Facilitating the exercise of shareholder rights: intermediaries shall facilitate the exercise of the rights by the shareholder, including the right to participate and vote in general meetings.
After the general meeting, the shareholder or a third party nominated by the shareholder may obtain, at least upon request, confirmation that their votes have been validly recorded and counted by the company, unless that information is already available to them.
Member States may establish a deadline for requesting such confirmation. Such a deadline shall not be longer than three months from the date of the vote
Confirmation of receipt of votes should be provided in the case of electronic voting.
Intermediaries will be required to disclose any applicable fees for the services provided.

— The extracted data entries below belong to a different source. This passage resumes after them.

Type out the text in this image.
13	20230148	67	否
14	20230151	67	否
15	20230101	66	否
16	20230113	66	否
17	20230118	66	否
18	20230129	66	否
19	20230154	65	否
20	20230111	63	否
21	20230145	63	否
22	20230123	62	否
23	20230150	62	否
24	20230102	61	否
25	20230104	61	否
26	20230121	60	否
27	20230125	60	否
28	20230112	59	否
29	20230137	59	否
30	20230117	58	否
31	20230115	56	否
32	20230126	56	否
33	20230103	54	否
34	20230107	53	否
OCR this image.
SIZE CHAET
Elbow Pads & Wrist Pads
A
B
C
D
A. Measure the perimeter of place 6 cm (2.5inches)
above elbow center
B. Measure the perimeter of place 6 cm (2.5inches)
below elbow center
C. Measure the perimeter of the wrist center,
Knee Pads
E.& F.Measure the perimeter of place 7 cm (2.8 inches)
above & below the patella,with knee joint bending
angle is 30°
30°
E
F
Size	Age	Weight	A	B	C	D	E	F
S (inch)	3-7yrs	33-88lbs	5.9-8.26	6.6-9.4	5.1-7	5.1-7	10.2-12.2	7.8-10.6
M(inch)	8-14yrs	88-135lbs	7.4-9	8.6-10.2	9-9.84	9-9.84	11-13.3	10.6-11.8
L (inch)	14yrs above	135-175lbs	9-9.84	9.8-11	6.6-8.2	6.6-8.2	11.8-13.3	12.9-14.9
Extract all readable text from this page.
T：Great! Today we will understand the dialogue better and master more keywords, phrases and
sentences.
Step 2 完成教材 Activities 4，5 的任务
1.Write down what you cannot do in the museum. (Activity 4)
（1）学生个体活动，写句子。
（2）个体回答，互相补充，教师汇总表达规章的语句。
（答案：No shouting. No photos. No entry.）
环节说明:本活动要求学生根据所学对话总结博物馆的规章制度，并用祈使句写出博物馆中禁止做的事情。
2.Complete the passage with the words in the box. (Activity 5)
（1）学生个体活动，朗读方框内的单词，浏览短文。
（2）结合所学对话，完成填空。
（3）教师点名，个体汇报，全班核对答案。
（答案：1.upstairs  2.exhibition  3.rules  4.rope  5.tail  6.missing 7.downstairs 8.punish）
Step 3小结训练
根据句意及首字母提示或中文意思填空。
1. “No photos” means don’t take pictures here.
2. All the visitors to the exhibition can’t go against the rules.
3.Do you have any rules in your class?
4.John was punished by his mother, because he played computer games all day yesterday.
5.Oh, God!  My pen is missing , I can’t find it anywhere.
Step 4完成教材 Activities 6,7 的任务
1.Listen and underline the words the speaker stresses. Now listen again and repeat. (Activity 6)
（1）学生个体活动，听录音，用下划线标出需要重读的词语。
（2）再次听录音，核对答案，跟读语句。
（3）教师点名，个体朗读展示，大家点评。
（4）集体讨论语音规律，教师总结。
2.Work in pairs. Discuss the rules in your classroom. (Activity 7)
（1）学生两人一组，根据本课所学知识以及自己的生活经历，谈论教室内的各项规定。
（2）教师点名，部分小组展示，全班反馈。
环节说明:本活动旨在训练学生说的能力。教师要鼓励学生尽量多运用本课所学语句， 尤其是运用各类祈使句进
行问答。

Transparency of institutional investors, asset managers and proxy advisors: institutional investors (such as pension funds and life insurance companies) and asset managers shall disclose an engagement policy describing how they integrate shareholder engagement in their investment. If they fail to meet this requirement, they should explain the reasons why.
The engagement policy shall also include policies for managing actual or potential conflicts of interest.
Member States shall ensure that institutional investors publicly disclose how the main elements of their equity investment strategy are consistent with the profile and duration of their liabilities, in particular long-term liabilities, and how they contribute to the medium to long-term performance of their assets
Member States shall ensure that proxy advisors (who provide research, advice and recommendations on how to vote in general meetings of listed companies) shall publicly disclose reference to a code of conduct which they apply and report on the application of that code of conduct.
Remuneration of directors: shareholders shall have the right to vote on the remuneration policy of the directors of their company. The vote by the shareholders at the general meeting on the remuneration policy shall be binding.
Companies shall pay remuneration to their directors only in accordance with a remuneration policy that has been approved by the general meeting.
Under the new rules, remuneration policy shall contribute to the business strategy, long-term interests and sustainability of the company. It shall be clear and understandable and describe the different components of fixed and variable remuneration, including all bonuses and other benefits in whatever form, which can be awarded to directors and indicate their relative proportion.
Remuneration policy shall be publicly disclosed without delay after the vote by the shareholders at the general meeting.
Related parties transactions: the new Directive provides that material related party transactions shall be submitted to approval by the shareholders or by the administrative or supervisory body in order to provide adequate protection for the interests of the company.
Companies shall publicly announce material transactions with related parties at the latest at the time of the conclusion of the transaction, together with information necessary to assess whether or not the transaction is fair and reasonable.
ENTRY INTO FORCE: 9.6.2017.
TRANSPOSITION: no later than 10.6.2019.